What was happening here is this new value that was calculated was beyond the 15 allowed. When it was stored, it was stored as VARYING.  This block was in a cycle feeding back to itself, so when it calculated the on-enty value again and compared, it though it needed to update again.  Which of course failed again... and the endless loop of trying to propagate was born.

This patch checks that the value being stored to the cache is the same as the value when it is immediately reloaded. If that fails, we stop trying to propagate that value.

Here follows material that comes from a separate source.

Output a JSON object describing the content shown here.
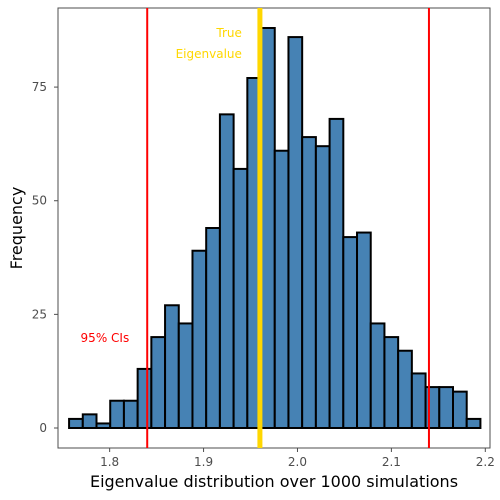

Please check that it solves both this problam, and likely the 101148 problem
Comment 18 Martin Liška 2021-06-22 15:08:01 UTC
Thank you for the patch. I can confirm it fixes both the attached yarpgen test-case and cam4 finishes (PR101148).
Comment 19 GCC Commits 2021-06-23 14:26:53 UTC
The master branch has been updated by Andrew Macleod <amacleod@gcc.gnu.org>:

https://gcc.gnu.org/g:a03e944e92ee51ae583382079d4739b64bd93b35

commit r12-1750-ga03e944e92ee51ae583382079d4739b64bd93b35
Author: Andrew MacLeod <amacleod@redhat.com>
Date:   Tue Jun 22 17:46:05 2021 -0400

    Do not continue propagating values which cannot be set properly.
    
    If the on-entry cache cannot properly represent a range, do not continue
    trying to propagate it.
    
            PR tree-optimization/101148
            PR tree-optimization/101014
            * gimple-range-cache.cc (ranger_cache::ranger_cache): Adjust.
            (ranger_cache::~ranger_cache): Adjust.
            (ranger_cache::block_range): Check if propagation disallowed.
            (ranger_cache::propagate_cache): Disallow propagation if new value
            can't be stored properly.
            * gimple-range-cache.h (ranger_cache::m_propfail): New member.
Comment 20 Andrew Macleod 2021-06-23 14:31:03 UTC
Hopefully this closes it for good.  The final patch needed to adjust the propagation engine to avoid propagating the failed value more than once.  The original patch simply stopped propagating immediately, and that caused other issues.
Comment 21 GCC Commits 2021-07-14 21:58:48 UTC
The releases/gcc-11 branch has been updated by Andrew Macleod <amacleod@gcc.gnu.org>:

https://gcc.gnu.org/g:85c22c517e9571d1f0f487fd708fbb01f36f172a

commit r11-8750-g85c22c517e9571d1f0f487fd708fbb01f36f172a
Author: Andrew MacLeod <amacleod@redhat.com>
Date:   Tue Jun 22 17:46:05 2021 -0400

    Do not continue propagating values which cannot be set properly.
    
    If the on-entry cache cannot properly represent a range, do not continue
    trying to propagate it.
    
            PR tree-optimization/101148
            PR tree-optimization/101014
            * gimple-range-cache.cc (ranger_cache::ranger_cache): Adjust.
            (ranger_cache::~ranger_cache): Adjust.
            (ranger_cache::block_range): Check if propagation disallowed.
            (ranger_cache::propagate_cache): Disallow propagation if new value
            can't be stored properly.
            * gimple-range-cache.h (ranger_cache::m_propfail): New member.